2008年07月02日
サッカー日本代表とスペイン代表の大きな違い
【関連記事】 by 徒然フットボール 五輪代表候補が発表については、こちらで書いてますが、こちらでは、サッカー日本代表とスペイン代表の大きな違いについて短めに。 某ライターの著書題名にある何年目のハーフタイムではないが、スペイン代表が44年目のハーフタイムで欧州選手権を制し、見事な優勝を飾った。趨勢では、あの小気味良いパスワークの賞賛が多く見受けられ、中には、(通用するかはさておき)あのスタイルが日本にも通ずるような見方もあるようだ。細かくショートパスを繋ぐメキシコ代表はもちろん、おそらく、今大会、ロシア代表、スペイン代表がやったような走る、パスで繋ぐフットボールが日本代表には一番馴染むのかもしれない。過去においても、コンフェデ05やw杯前のドイツ戦など、日本のパスワークが強豪を慌てさせたこともある。 しかし、パスを主体とする同じフットボールスタイルも、サッカー日本代表とスペイン代表のスタイルは大きく違う。
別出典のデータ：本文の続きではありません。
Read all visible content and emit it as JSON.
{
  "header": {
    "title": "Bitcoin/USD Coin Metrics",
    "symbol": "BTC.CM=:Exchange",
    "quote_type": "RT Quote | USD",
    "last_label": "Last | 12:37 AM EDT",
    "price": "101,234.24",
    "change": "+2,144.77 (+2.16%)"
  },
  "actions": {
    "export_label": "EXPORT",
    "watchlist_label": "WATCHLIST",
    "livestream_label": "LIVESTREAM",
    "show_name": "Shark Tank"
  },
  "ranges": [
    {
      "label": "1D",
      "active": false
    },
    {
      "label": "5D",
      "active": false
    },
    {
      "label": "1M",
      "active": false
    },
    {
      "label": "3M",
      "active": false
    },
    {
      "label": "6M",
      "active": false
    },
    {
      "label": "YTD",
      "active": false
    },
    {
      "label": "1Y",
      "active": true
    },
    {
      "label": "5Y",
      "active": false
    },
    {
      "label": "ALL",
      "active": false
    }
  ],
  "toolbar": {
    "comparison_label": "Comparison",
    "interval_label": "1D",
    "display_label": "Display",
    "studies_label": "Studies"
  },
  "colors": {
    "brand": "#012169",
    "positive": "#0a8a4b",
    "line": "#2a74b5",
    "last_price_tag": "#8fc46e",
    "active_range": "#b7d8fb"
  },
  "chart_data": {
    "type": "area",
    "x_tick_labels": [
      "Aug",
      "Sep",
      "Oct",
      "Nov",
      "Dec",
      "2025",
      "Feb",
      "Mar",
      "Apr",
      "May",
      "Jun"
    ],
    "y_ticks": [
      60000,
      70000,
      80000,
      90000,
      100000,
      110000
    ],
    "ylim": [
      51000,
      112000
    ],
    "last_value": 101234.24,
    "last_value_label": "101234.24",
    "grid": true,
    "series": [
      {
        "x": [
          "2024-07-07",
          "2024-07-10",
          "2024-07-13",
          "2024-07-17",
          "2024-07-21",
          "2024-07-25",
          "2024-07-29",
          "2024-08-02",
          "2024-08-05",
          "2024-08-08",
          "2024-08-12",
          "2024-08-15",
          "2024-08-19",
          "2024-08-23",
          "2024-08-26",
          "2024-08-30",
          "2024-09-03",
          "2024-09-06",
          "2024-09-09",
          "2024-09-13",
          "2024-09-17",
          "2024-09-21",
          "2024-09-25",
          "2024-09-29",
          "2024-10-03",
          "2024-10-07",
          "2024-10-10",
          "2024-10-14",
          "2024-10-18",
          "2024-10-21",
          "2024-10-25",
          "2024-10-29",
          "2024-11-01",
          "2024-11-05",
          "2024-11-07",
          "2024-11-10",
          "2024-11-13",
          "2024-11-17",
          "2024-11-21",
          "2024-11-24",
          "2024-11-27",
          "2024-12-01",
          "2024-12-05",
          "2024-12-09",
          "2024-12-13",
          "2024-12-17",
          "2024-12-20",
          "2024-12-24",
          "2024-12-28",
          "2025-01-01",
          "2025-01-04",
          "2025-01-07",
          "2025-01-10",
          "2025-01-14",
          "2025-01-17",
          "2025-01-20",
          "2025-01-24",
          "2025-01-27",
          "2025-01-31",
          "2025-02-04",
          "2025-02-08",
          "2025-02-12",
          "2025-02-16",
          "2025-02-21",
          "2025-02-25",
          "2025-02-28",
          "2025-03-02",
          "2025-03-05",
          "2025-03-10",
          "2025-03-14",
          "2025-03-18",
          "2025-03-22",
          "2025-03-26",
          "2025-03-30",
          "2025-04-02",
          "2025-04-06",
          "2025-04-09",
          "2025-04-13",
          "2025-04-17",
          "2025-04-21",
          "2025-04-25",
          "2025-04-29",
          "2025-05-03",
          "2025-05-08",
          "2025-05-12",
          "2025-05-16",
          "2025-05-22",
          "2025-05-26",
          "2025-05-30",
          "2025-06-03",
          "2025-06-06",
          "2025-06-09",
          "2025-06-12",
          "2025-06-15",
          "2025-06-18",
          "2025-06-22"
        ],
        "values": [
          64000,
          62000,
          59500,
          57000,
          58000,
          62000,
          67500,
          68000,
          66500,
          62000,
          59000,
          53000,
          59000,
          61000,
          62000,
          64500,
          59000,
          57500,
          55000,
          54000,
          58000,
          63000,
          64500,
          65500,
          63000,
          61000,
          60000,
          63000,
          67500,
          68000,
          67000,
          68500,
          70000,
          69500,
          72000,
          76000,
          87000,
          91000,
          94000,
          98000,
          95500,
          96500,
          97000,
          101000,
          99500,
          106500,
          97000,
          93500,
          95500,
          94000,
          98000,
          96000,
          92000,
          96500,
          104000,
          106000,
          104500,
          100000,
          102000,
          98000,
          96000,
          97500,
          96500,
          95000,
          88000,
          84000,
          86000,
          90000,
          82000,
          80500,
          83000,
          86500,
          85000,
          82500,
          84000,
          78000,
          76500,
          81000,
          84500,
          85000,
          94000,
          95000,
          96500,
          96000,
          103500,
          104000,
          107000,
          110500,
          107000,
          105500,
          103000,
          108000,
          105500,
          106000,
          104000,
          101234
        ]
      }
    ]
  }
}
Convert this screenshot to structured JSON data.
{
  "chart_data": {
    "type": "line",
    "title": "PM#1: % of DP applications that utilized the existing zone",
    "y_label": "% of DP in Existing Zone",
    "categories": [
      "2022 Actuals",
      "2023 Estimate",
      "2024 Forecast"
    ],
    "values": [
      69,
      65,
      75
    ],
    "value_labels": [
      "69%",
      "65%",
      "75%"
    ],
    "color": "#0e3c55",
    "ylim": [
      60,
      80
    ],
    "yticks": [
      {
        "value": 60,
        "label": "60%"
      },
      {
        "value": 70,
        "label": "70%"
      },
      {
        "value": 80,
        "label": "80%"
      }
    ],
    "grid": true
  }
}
それは、一言でいえば、安全な中でのパス回しと、リスクのある中でのパス回しになる。スペインは、常にトライしている。繋がらなくても、パスコースがなくても、動いて走って隙間を模索するが、日本は、繋がらず、パスコースがないと、あきらめてボールを下げてしまう。 もちろん、90分間継続して、あれが出来るわけではない(それは理想に過ぎない)。時には、崩れたり、守勢に回り、スタイルをかなぐり捨てる場面もある。あくまで、パスを繋ぐのは、パスを繋ぐためではなく、前へ進むための手段である。前へ進むため、何度もトライし、ボールは下げない。前へ進むために、全員が考え、感じあう。当然、リスクを背負う分、危険に陥った場面では、皆が、ケア、フォローに回る。今回のスペインは、セナ、マルチェナ、プジョルがフル回転だった。 日本の場合、リスクを背負わない分、いつまでも同じ場所に立っている印象が強い。それゆえ、有事のためにケアする面子はいつも余剰している。よしんば、パスが通ったとしても、それは相手の軽率なミスであったり、本当に意図した場合(ビンゴ)にのみに限られてしまう。それと、最後、繋がった時の決定力も大きな違いである。もっと最悪なのは、日本は、それ以前に繋がった段階で満足し、半ば目的を達成したような印象を受ける。ゴールしてナンボという認識が希薄だ。そして、最後は、「勝てなかったけど、良いサッカーだった」と片付ける。 日本の目指す方向性のひとつとして、あのパス主体のフットボールでも間違いないが、安全な中でのスタイルでは、意味はなく、なんの武器にもならないだろう。フィジカルで負けてしまうための言い訳、安心したいためにパス回しをしているようならば、やならいほうがいい。